Crypto lender BlockFi is struggling to raise funds despite offering to take a steep discount to its valuation, raising the risk that it will be forced into financial restructuring, The Post has learned.
The Jersey City, NJ-based startup, which raised $400 million last fall in a funding round valuing the company at $5 billion, has been trying for at least a month to raise $100 million for a valuation of just $1 billion – a haircut that equates to 80% over six months, according to people briefed on the situation.
BlockFi adviser JPMorgan touted the deal as a massive bargain and reached out to potential investors this week who have already said they weren’t interested in participating in the round, a source said.
Still, insiders say investors are increasingly concerned that the firm could soon end up like crypto lender Celsius Network, which this week hired restructuring advisers after freezing all withdrawals, trades and transfers last week. due to market volatility, said a source familiar with the situation.
“That could be next,” the source said, referring to BlockFi.
“BlockFi does not comment on market rumors,” a company spokeswoman told The Post on Friday.
A JPMorgan spokesperson declined to comment.
On Thursday, BlockFi Founder and CEO Zac Prince tweeted, “Over the past five years, BlockFi has been battle tested in all types of market conditions. Throughout this current period of market volatility, BlockFi continues to respond to all withdrawal requests in accordance with our Terms of Service.
Previous BlockFi investors included Bain Capital Ventures, Valar Ventures, Galaxy Digital, Akuna Capital, SoFi, and Coinbase Ventures.

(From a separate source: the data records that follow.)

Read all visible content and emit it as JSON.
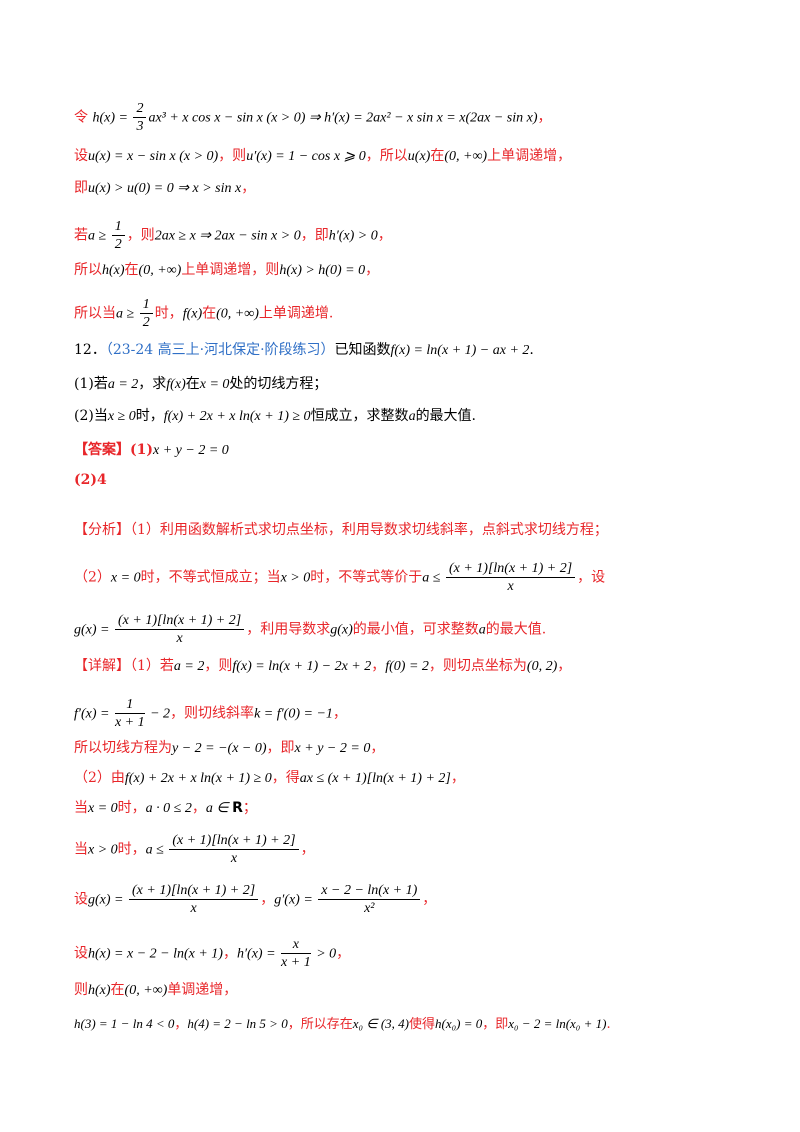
{
  "lines": {
    "l1": {
      "pre": "令",
      "math": "h(x) = ",
      "frac_num": "2",
      "frac_den": "3",
      "math2": "ax³ + x cos x − sin x (x > 0) ⇒ h′(x) = 2ax² − x sin x = x(2ax − sin x)",
      "post": "，"
    },
    "l2": {
      "a": "设",
      "b": "u(x) = x − sin x (x > 0)",
      "c": "，则",
      "d": "u′(x) = 1 − cos x ⩾ 0",
      "e": "，所以",
      "f": "u(x)",
      "g": "在",
      "h": "(0, +∞)",
      "i": "上单调递增，"
    },
    "l3": {
      "a": "即",
      "b": "u(x) > u(0) = 0 ⇒ x > sin x",
      "c": "，"
    },
    "l4": {
      "a": "若",
      "b": "a ≥ ",
      "n": "1",
      "d": "2",
      "c": "，则",
      "e": "2ax ≥ x ⇒ 2ax − sin x > 0",
      "f": "，即",
      "g": "h′(x) > 0",
      "h": "，"
    },
    "l5": {
      "a": "所以",
      "b": "h(x)",
      "c": "在",
      "d": "(0, +∞)",
      "e": "上单调递增，则",
      "f": "h(x) > h(0) = 0",
      "g": "，"
    },
    "l6": {
      "a": "所以当",
      "b": "a ≥ ",
      "n": "1",
      "d": "2",
      "c": "时，",
      "e": "f(x)",
      "f": "在",
      "g": "(0, +∞)",
      "h": "上单调递增."
    }
  },
  "problem": {
    "number": "12．",
    "source": "（23-24 高三上·河北保定·阶段练习）",
    "stem_a": "已知函数",
    "stem_b": "f(x) = ln(x + 1) − ax + 2",
    "stem_c": ".",
    "q1_a": "(1)若",
    "q1_b": "a = 2",
    "q1_c": "，求",
    "q1_d": "f(x)",
    "q1_e": "在",
    "q1_f": "x = 0",
    "q1_g": "处的切线方程；",
    "q2_a": "(2)当",
    "q2_b": "x ≥ 0",
    "q2_c": "时，",
    "q2_d": "f(x) + 2x + x ln(x + 1) ≥ 0",
    "q2_e": "恒成立，求整数",
    "q2_f": "a",
    "q2_g": "的最大值."
  },
  "answer": {
    "label": "【答案】",
    "p1": "(1)",
    "p1_math": "x + y − 2 = 0",
    "p2": "(2)4"
  },
  "analysis": {
    "label": "【分析】",
    "t1": "（1）利用函数解析式求切点坐标，利用导数求切线斜率，点斜式求切线方程；",
    "t2a": "（2）",
    "t2b": "x = 0",
    "t2c": "时，不等式恒成立；当",
    "t2d": "x > 0",
    "t2e": "时，不等式等价于",
    "t2f": "a ≤ ",
    "g_num": "(x + 1)[ln(x + 1) + 2]",
    "g_den": "x",
    "t2g": "，设",
    "t3a": "g(x) = ",
    "t3b": "，利用导数求",
    "t3c": "g(x)",
    "t3d": "的最小值，可求整数",
    "t3e": "a",
    "t3f": "的最大值."
  },
  "detail": {
    "label": "【详解】",
    "d1a": "（1）若",
    "d1b": "a = 2",
    "d1c": "，则",
    "d1d": "f(x) = ln(x + 1) − 2x + 2",
    "d1e": "，",
    "d1f": "f(0) = 2",
    "d1g": "，则切点坐标为",
    "d1h": "(0, 2)",
    "d1i": "，",
    "d2a": "f′(x) = ",
    "d2_num": "1",
    "d2_den": "x + 1",
    "d2b": " − 2",
    "d2c": "，则切线斜率",
    "d2d": "k = f′(0) = −1",
    "d2e": "，",
    "d3a": "所以切线方程为",
    "d3b": "y − 2 = −(x − 0)",
    "d3c": "，即",
    "d3d": "x + y − 2 = 0",
    "d3e": "，",
    "d4a": "（2）由",
    "d4b": "f(x) + 2x + x ln(x + 1) ≥ 0",
    "d4c": "，得",
    "d4d": "ax ≤ (x + 1)[ln(x + 1) + 2]",
    "d4e": "，",
    "d5a": "当",
    "d5b": "x = 0",
    "d5c": "时，",
    "d5d": "a · 0 ≤ 2",
    "d5e": "，",
    "d5f": "a ∈ ",
    "d5g": "R",
    "d5h": "；",
    "d6a": "当",
    "d6b": "x > 0",
    "d6c": "时，",
    "d6d": "a ≤ ",
    "d6_num": "(x + 1)[ln(x + 1) + 2]",
    "d6_den": "x",
    "d6e": "，",
    "d7a": "设",
    "d7b": "g(x) = ",
    "d7_num": "(x + 1)[ln(x + 1) + 2]",
    "d7_den": "x",
    "d7c": "，",
    "d7d": "g′(x) = ",
    "d7_num2": "x − 2 − ln(x + 1)",
    "d7_den2": "x²",
    "d7e": "，",
    "d8a": "设",
    "d8b": "h(x) = x − 2 − ln(x + 1)",
    "d8c": "，",
    "d8d": "h′(x) = ",
    "d8_num": "x",
    "d8_den": "x + 1",
    "d8e": " > 0",
    "d8f": "，",
    "d9a": "则",
    "d9b": "h(x)",
    "d9c": "在",
    "d9d": "(0, +∞)",
    "d9e": "单调递增，",
    "d10a": "h(3) = 1 − ln 4 < 0",
    "d10b": "，",
    "d10c": "h(4) = 2 − ln 5 > 0",
    "d10d": "，所以存在",
    "d10e": "x₀ ∈ (3, 4)",
    "d10f": "使得",
    "d10g": "h(x₀) = 0",
    "d10h": "，即",
    "d10i": "x₀ − 2 = ln(x₀ + 1)",
    "d10j": "."
  }
}
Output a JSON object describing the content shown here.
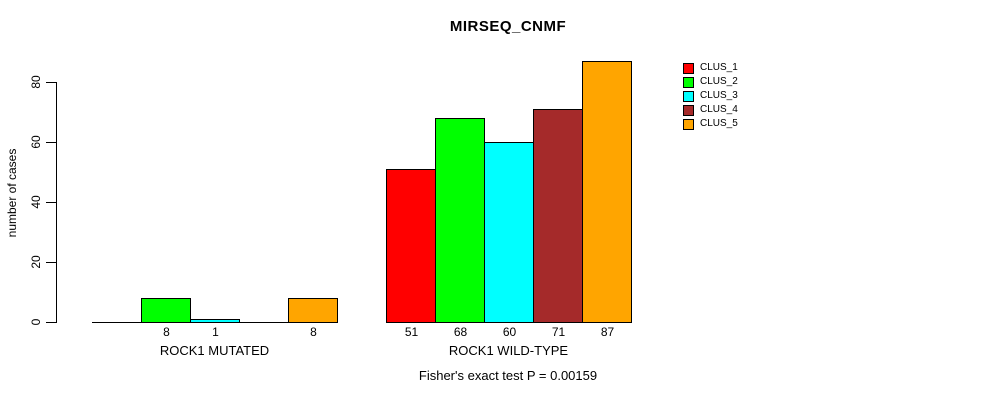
{
  "title": "MIRSEQ_CNMF",
  "y_axis": {
    "label": "number of cases",
    "ticks": [
      0,
      20,
      40,
      60,
      80
    ]
  },
  "footer": "Fisher's exact test P = 0.00159",
  "legend": {
    "position": "right",
    "items": [
      {
        "label": "CLUS_1",
        "color": "#FF0000"
      },
      {
        "label": "CLUS_2",
        "color": "#00FF00"
      },
      {
        "label": "CLUS_3",
        "color": "#00FFFF"
      },
      {
        "label": "CLUS_4",
        "color": "#A52A2A"
      },
      {
        "label": "CLUS_5",
        "color": "#FFA500"
      }
    ]
  },
  "chart_data": {
    "type": "bar",
    "title": "MIRSEQ_CNMF",
    "xlabel": "",
    "ylabel": "number of cases",
    "ylim": [
      0,
      87
    ],
    "y_ticks": [
      0,
      20,
      40,
      60,
      80
    ],
    "grid": false,
    "legend_position": "right",
    "series": [
      "CLUS_1",
      "CLUS_2",
      "CLUS_3",
      "CLUS_4",
      "CLUS_5"
    ],
    "colors": [
      "#FF0000",
      "#00FF00",
      "#00FFFF",
      "#A52A2A",
      "#FFA500"
    ],
    "groups": [
      {
        "label": "ROCK1 MUTATED",
        "values": [
          0,
          8,
          1,
          0,
          8
        ],
        "bar_labels": [
          "",
          "8",
          "1",
          "",
          "8"
        ]
      },
      {
        "label": "ROCK1 WILD-TYPE",
        "values": [
          51,
          68,
          60,
          71,
          87
        ],
        "bar_labels": [
          "51",
          "68",
          "60",
          "71",
          "87"
        ]
      }
    ],
    "annotation": "Fisher's exact test P = 0.00159"
  }
}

BlockFi confirmed on Thursday that a large customer recently defaulted on a margin loan, Bloomberg reported. BlockFi “fully accelerated the loan and fully liquidated or covered all associated collateral,” BlockFi chief executive Zac Prince said on Twitter. “We believe we were one of the first to act with this counterparty.”
Prince did not name the client but earlier the Financial Times reported that BlockFi was among the firms that liquidated at least some of their positions with Three Arrows, a giant Singapore-based hedge fund that focuses on cyrpto which apparently failed to answer margin calls.
On Tuesday, Three Arrows co-founder Zhu Su tweeted that the company had pledged to “fix this” without giving further details.
BlockFi recently cut its workforce by 20% and a spokesperson told Bloomberg that its management team, including founders Prince and Flori Marquez, took a pay cut. Bloomberg earlier reported that BlockFi was looking to raise funds at a reduced valuation of $1 billion, citing unnamed sources.
Dan Loeb’s Third Point was set to become BlockFi’s top round investor last fall, but pulled out because the Securities and Exchange Commission began investigating crypto lending making Loeb nervous, the source said. .
The SEC in February reached a $100 million settlement with BlockFi and 32 states for failing to register offers and sales of its retail crypto lending product, according to a public filing.
BlockFi in the settlement agreed to stop unregistered sales.
The Texas securities regulator said on Thursday it was investigating Celsius’ plan to freeze withdrawals and transfers, according to Reuters, and several other states have also reportedly begun their own investigations.
Crypto news service The Block first reported on the BlockFi fundraising earlier this month.